How else to explain someone as pro-actively hateful as Arizona Governor Jan Brewer, and her mean-spirited policy of denying driver's licenses to DREAMers who qualify for President Obama's Deferred Action for Childhood Arrivals?
Jan Brewer minus the makeup? I'll never tell...
Well, on Tuesday, Brewer removed all doubt with a filing in federal court as part of her defense of her 2012 executive order preventing law-abiding DREAMers, brought to this country while tots, from obtaining licenses to drive.
See, before Brewer's order, the Arizona Department of Transportation issued driver's licenses to all persons granted deferred action by the feds.
As proof of their deferred status, applicants were required to present a federally-issued employment authorization card, proving they were "authorized under federal law" to remain in the United States.
But in a fit of political spite aimed at the Obama administration, Brewer issued her executive order carving out an exception in ADOT policy, so as to deny DREAMers driver's licenses.
Brewer made clear her bigoted intent on the day of her executive order, declaring in her semi-illiterate way, that the policy meant, "No driver's license to illegal people [sic]."
As a result, the ACLU and other civil rights groups sued on behalf of the Arizona Dream Act Coalition, seeking a preliminary injunction against the governor's order on the grounds that it violated the Supremacy Clause of the U.S. Constitution as well as the 14th Amendment's guarantee of equal protection under the law.

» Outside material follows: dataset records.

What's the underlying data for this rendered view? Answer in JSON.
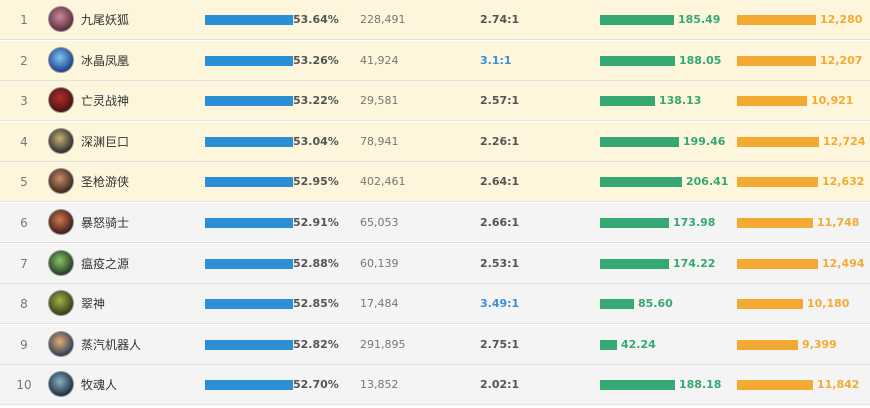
{
  "rows": [
    {
      "rank": "1",
      "name": "九尾妖狐",
      "win_rate": "53.64%",
      "win_rate_value": 53.64,
      "games": "228,491",
      "kda": "2.74:1",
      "kda_highlight": false,
      "damage": "185.49",
      "damage_value": 185.49,
      "gold": "12,280",
      "gold_value": 12280,
      "avatar_colors": [
        "#5a2a3a",
        "#c98a9a"
      ]
    },
    {
      "rank": "2",
      "name": "冰晶凤凰",
      "win_rate": "53.26%",
      "win_rate_value": 53.26,
      "games": "41,924",
      "kda": "3.1:1",
      "kda_highlight": true,
      "damage": "188.05",
      "damage_value": 188.05,
      "gold": "12,207",
      "gold_value": 12207,
      "avatar_colors": [
        "#1a3d8a",
        "#7fc6f0"
      ]
    },
    {
      "rank": "3",
      "name": "亡灵战神",
      "win_rate": "53.22%",
      "win_rate_value": 53.22,
      "games": "29,581",
      "kda": "2.57:1",
      "kda_highlight": false,
      "damage": "138.13",
      "damage_value": 138.13,
      "gold": "10,921",
      "gold_value": 10921,
      "avatar_colors": [
        "#4a1010",
        "#b03030"
      ]
    },
    {
      "rank": "4",
      "name": "深渊巨口",
      "win_rate": "53.04%",
      "win_rate_value": 53.04,
      "games": "78,941",
      "kda": "2.26:1",
      "kda_highlight": false,
      "damage": "199.46",
      "damage_value": 199.46,
      "gold": "12,724",
      "gold_value": 12724,
      "avatar_colors": [
        "#2a2a2a",
        "#c6b078"
      ]
    },
    {
      "rank": "5",
      "name": "圣枪游侠",
      "win_rate": "52.95%",
      "win_rate_value": 52.95,
      "games": "402,461",
      "kda": "2.64:1",
      "kda_highlight": false,
      "damage": "206.41",
      "damage_value": 206.41,
      "gold": "12,632",
      "gold_value": 12632,
      "avatar_colors": [
        "#3a2418",
        "#c98e6a"
      ]
    },
    {
      "rank": "6",
      "name": "暴怒骑士",
      "win_rate": "52.91%",
      "win_rate_value": 52.91,
      "games": "65,053",
      "kda": "2.66:1",
      "kda_highlight": false,
      "damage": "173.98",
      "damage_value": 173.98,
      "gold": "11,748",
      "gold_value": 11748,
      "avatar_colors": [
        "#3a1a1a",
        "#d07a4a"
      ]
    },
    {
      "rank": "7",
      "name": "瘟疫之源",
      "win_rate": "52.88%",
      "win_rate_value": 52.88,
      "games": "60,139",
      "kda": "2.53:1",
      "kda_highlight": false,
      "damage": "174.22",
      "damage_value": 174.22,
      "gold": "12,494",
      "gold_value": 12494,
      "avatar_colors": [
        "#1e3a1e",
        "#8ac26a"
      ]
    },
    {
      "rank": "8",
      "name": "翠神",
      "win_rate": "52.85%",
      "win_rate_value": 52.85,
      "games": "17,484",
      "kda": "3.49:1",
      "kda_highlight": true,
      "damage": "85.60",
      "damage_value": 85.6,
      "gold": "10,180",
      "gold_value": 10180,
      "avatar_colors": [
        "#2e3a14",
        "#a8b04a"
      ]
    },
    {
      "rank": "9",
      "name": "蒸汽机器人",
      "win_rate": "52.82%",
      "win_rate_value": 52.82,
      "games": "291,895",
      "kda": "2.75:1",
      "kda_highlight": false,
      "damage": "42.24",
      "damage_value": 42.24,
      "gold": "9,399",
      "gold_value": 9399,
      "avatar_colors": [
        "#2a3a5a",
        "#e0b070"
      ]
    },
    {
      "rank": "10",
      "name": "牧魂人",
      "win_rate": "52.70%",
      "win_rate_value": 52.7,
      "games": "13,852",
      "kda": "2.02:1",
      "kda_highlight": false,
      "damage": "188.18",
      "damage_value": 188.18,
      "gold": "11,842",
      "gold_value": 11842,
      "avatar_colors": [
        "#1a2a3a",
        "#8ab0c8"
      ]
    }
  ],
  "colors": {
    "win_rate_bar": "#2b8fd6",
    "damage_bar": "#35a873",
    "gold_bar": "#f3aa33",
    "kda_highlight": "#3a8fd9"
  }
}
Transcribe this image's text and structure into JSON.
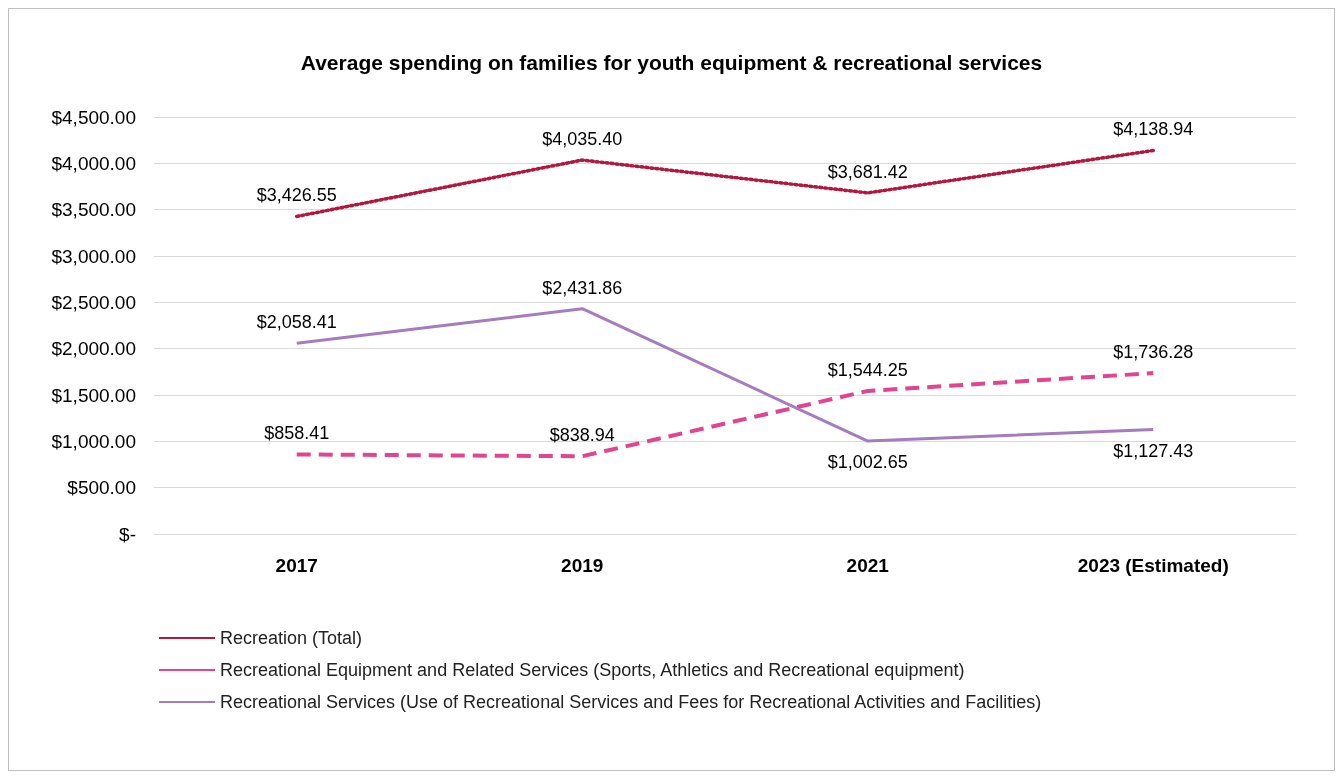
{
  "chart_data": {
    "type": "line",
    "title": "Average spending on families for youth equipment & recreational services",
    "categories": [
      "2017",
      "2019",
      "2021",
      "2023 (Estimated)"
    ],
    "series": [
      {
        "name": "Recreation (Total)",
        "color": "#b0183f",
        "line_style": "dotted",
        "values": [
          3426.55,
          4035.4,
          3681.42,
          4138.94
        ],
        "value_labels": [
          "$3,426.55",
          "$4,035.40",
          "$3,681.42",
          "$4,138.94"
        ]
      },
      {
        "name": "Recreational Equipment and Related Services (Sports, Athletics and Recreational equipment)",
        "color": "#e0458e",
        "line_style": "dashed",
        "values": [
          858.41,
          838.94,
          1544.25,
          1736.28
        ],
        "value_labels": [
          "$858.41",
          "$838.94",
          "$1,544.25",
          "$1,736.28"
        ]
      },
      {
        "name": "Recreational Services (Use of Recreational Services and Fees for Recreational Activities and Facilities)",
        "color": "#a57cbd",
        "line_style": "solid",
        "values": [
          2058.41,
          2431.86,
          1002.65,
          1127.43
        ],
        "value_labels": [
          "$2,058.41",
          "$2,431.86",
          "$1,002.65",
          "$1,127.43"
        ]
      }
    ],
    "ylim": [
      0,
      4500
    ],
    "yticks": [
      {
        "value": 0,
        "label": "$-"
      },
      {
        "value": 500,
        "label": "$500.00"
      },
      {
        "value": 1000,
        "label": "$1,000.00"
      },
      {
        "value": 1500,
        "label": "$1,500.00"
      },
      {
        "value": 2000,
        "label": "$2,000.00"
      },
      {
        "value": 2500,
        "label": "$2,500.00"
      },
      {
        "value": 3000,
        "label": "$3,000.00"
      },
      {
        "value": 3500,
        "label": "$3,500.00"
      },
      {
        "value": 4000,
        "label": "$4,000.00"
      },
      {
        "value": 4500,
        "label": "$4,500.00"
      }
    ],
    "grid": "y",
    "legend": "bottom",
    "marker": "none"
  }
}
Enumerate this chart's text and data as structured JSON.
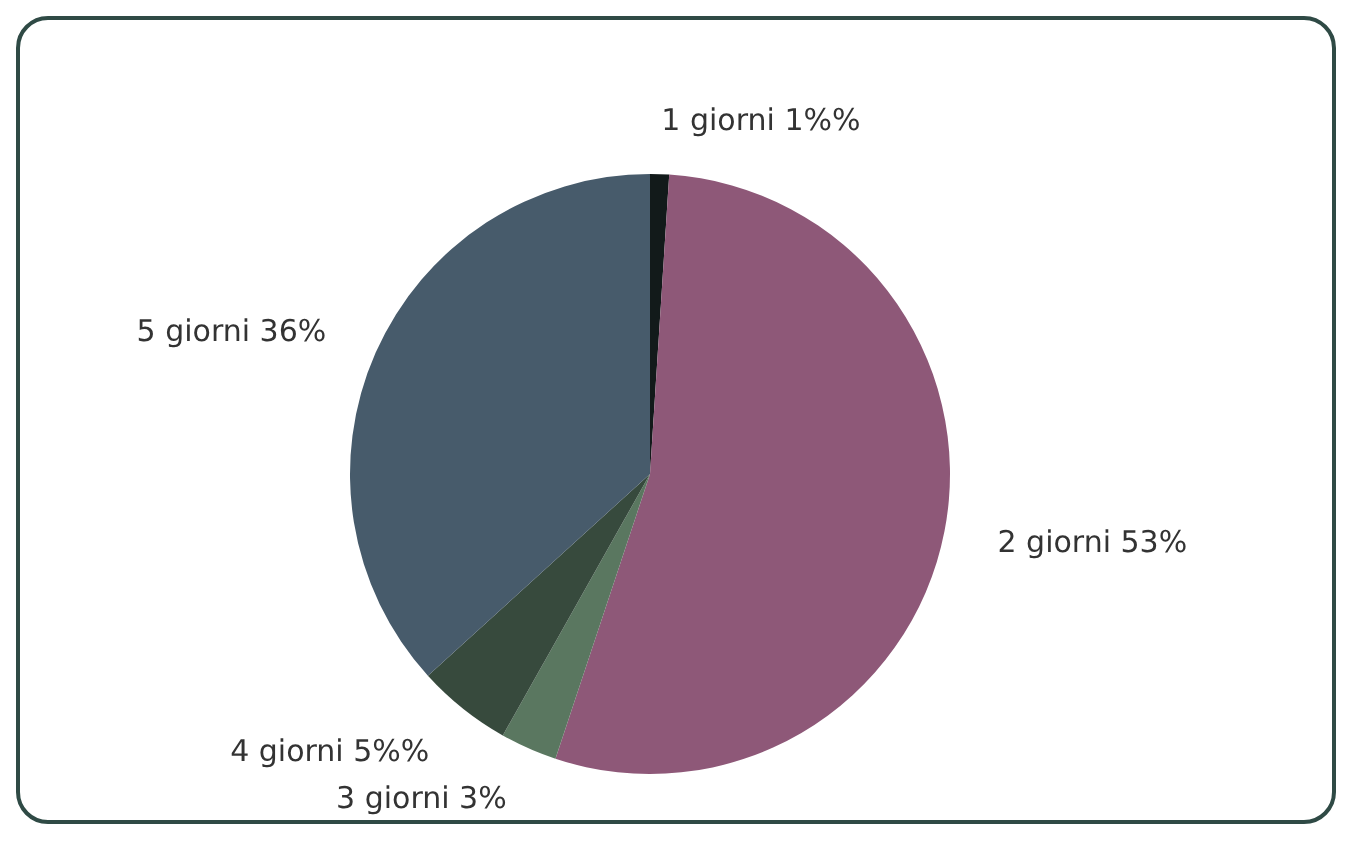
{
  "chart_data": {
    "type": "pie",
    "categories": [
      "1 giorni",
      "2 giorni",
      "3 giorni",
      "4 giorni",
      "5 giorni"
    ],
    "values": [
      1,
      53,
      3,
      5,
      36
    ],
    "value_labels": [
      "1%%",
      "53%",
      "3%",
      "5%%",
      "36%"
    ],
    "colors": [
      "#121a1a",
      "#8e5878",
      "#5a7760",
      "#374a3d",
      "#475b6b"
    ],
    "legend": false
  }
}
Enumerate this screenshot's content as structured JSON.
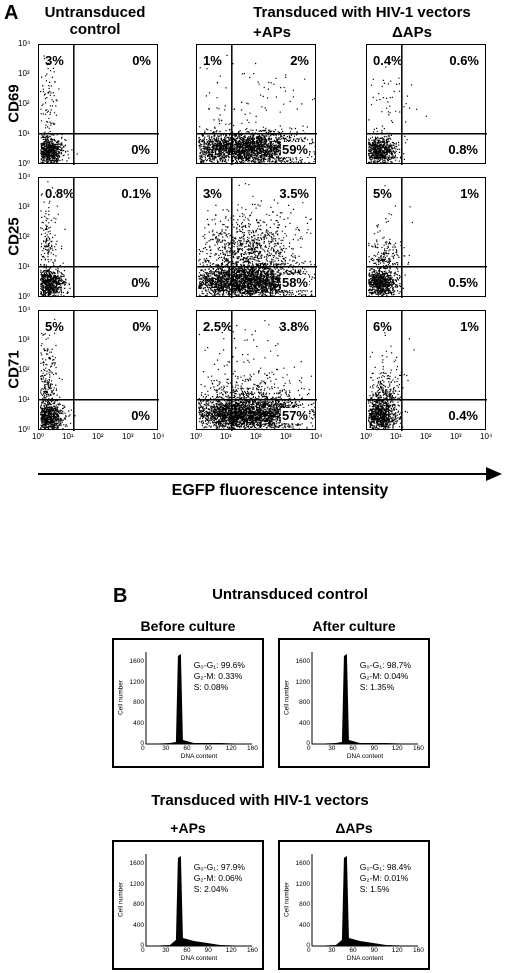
{
  "panel_a": {
    "letter": "A",
    "col_headers": {
      "untransduced": [
        "Untransduced",
        "control"
      ],
      "transduced": "Transduced with HIV-1 vectors",
      "plus_aps": "+APs",
      "delta_aps": "ΔAPs"
    },
    "rows": [
      {
        "marker": "CD69",
        "cells": [
          {
            "ul": "3%",
            "ur": "0%",
            "lr": "0%"
          },
          {
            "ul": "1%",
            "ur": "2%",
            "lr": "59%"
          },
          {
            "ul": "0.4%",
            "ur": "0.6%",
            "lr": "0.8%"
          }
        ]
      },
      {
        "marker": "CD25",
        "cells": [
          {
            "ul": "0.8%",
            "ur": "0.1%",
            "lr": "0%"
          },
          {
            "ul": "3%",
            "ur": "3.5%",
            "lr": "58%"
          },
          {
            "ul": "5%",
            "ur": "1%",
            "lr": "0.5%"
          }
        ]
      },
      {
        "marker": "CD71",
        "cells": [
          {
            "ul": "5%",
            "ur": "0%",
            "lr": "0%"
          },
          {
            "ul": "2.5%",
            "ur": "3.8%",
            "lr": "57%"
          },
          {
            "ul": "6%",
            "ur": "1%",
            "lr": "0.4%"
          }
        ]
      }
    ],
    "y_ticks": [
      "10⁴",
      "10³",
      "10²",
      "10¹",
      "10⁰"
    ],
    "x_ticks": [
      "10⁰",
      "10¹",
      "10²",
      "10³",
      "10⁴"
    ],
    "x_axis_label": "EGFP fluorescence intensity"
  },
  "panel_b": {
    "letter": "B",
    "untransduced_title": "Untransduced control",
    "transduced_title": "Transduced with HIV-1 vectors",
    "histograms": [
      {
        "title": "Before culture",
        "stats": [
          "G₀-G₁: 99.6%",
          "G₂-M: 0.33%",
          "S: 0.08%"
        ]
      },
      {
        "title": "After culture",
        "stats": [
          "G₀-G₁: 98.7%",
          "G₂-M: 0.04%",
          "S: 1.35%"
        ]
      },
      {
        "title": "+APs",
        "stats": [
          "G₀-G₁: 97.9%",
          "G₂-M: 0.06%",
          "S: 2.04%"
        ]
      },
      {
        "title": "ΔAPs",
        "stats": [
          "G₀-G₁: 98.4%",
          "G₂-M: 0.01%",
          "S: 1.5%"
        ]
      }
    ],
    "y_label": "Cell number",
    "x_label": "DNA content",
    "y_ticks": [
      "1600",
      "1200",
      "800",
      "400",
      "0"
    ],
    "x_ticks": [
      "0",
      "30",
      "60",
      "90",
      "120",
      "160"
    ]
  }
}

In May, U.S. District Court Judge David G. Campbell ruled against ADAC on the Supremacy Clause claim, dismissing it entirely.
But he rejected Brewer and ADOT's request for dismissal on the equal protection claim, agreeing with the plaintiffs that, "DACA recipients are similarly situated to other noncitizens holding [EACs] who are eligible to obtain driver's licenses in Arizona."
Campbell found that the claim fell short of the high bar for an injunction, while stating that the plaintiffs were likely to prevail in their assertion that Brewer's order was discriminatory.
Faced with an inevitable loss, Brewer and ADOT told the court that they would be reviewing state regulations, signaling a possible change.